Frankel adds that he finds it hard to envision Kay and Arnold being performed by anyone other than Streep and Jones.

“It’s not just that they’re wonderful actors; they’re so giving, each in their ways,” he says. “I’ve worked with Meryl on ‘The Devil Wears Prada’ and she could reach in herself and pull out that haughty, domineering but vulnerable woman. And she could also be Kay. In some ways, Kay is much stronger. She knows what she wants and she’s willing to fight to get it. She’s not ashamed or embarrassed about it either. She’s just too unhappy to let mere embarrassment get in the way.”
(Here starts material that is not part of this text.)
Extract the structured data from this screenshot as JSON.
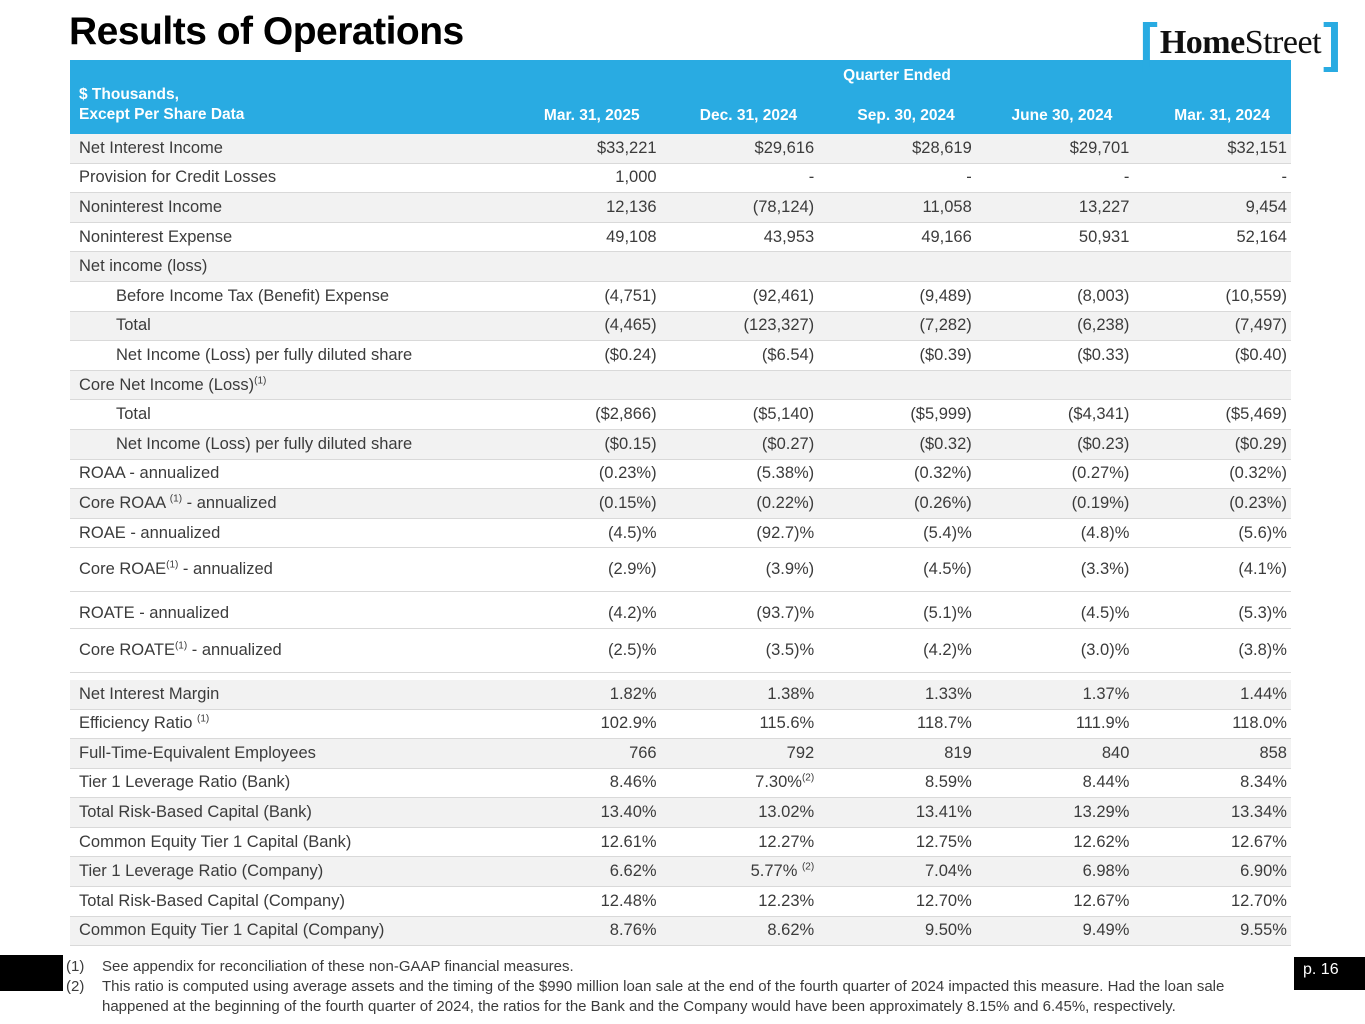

At the same time, Frankel appreciates how hard it must be to maintain a marriage for three-plus decades. “You get older, you get into patterns. You start out with the best intentions and then life intrudes. People get a shock when they realize you have to keep making the effort, after the courting and the wedding, and the first few months or years. A marriage needs constant work. Shocking, isn’t it?”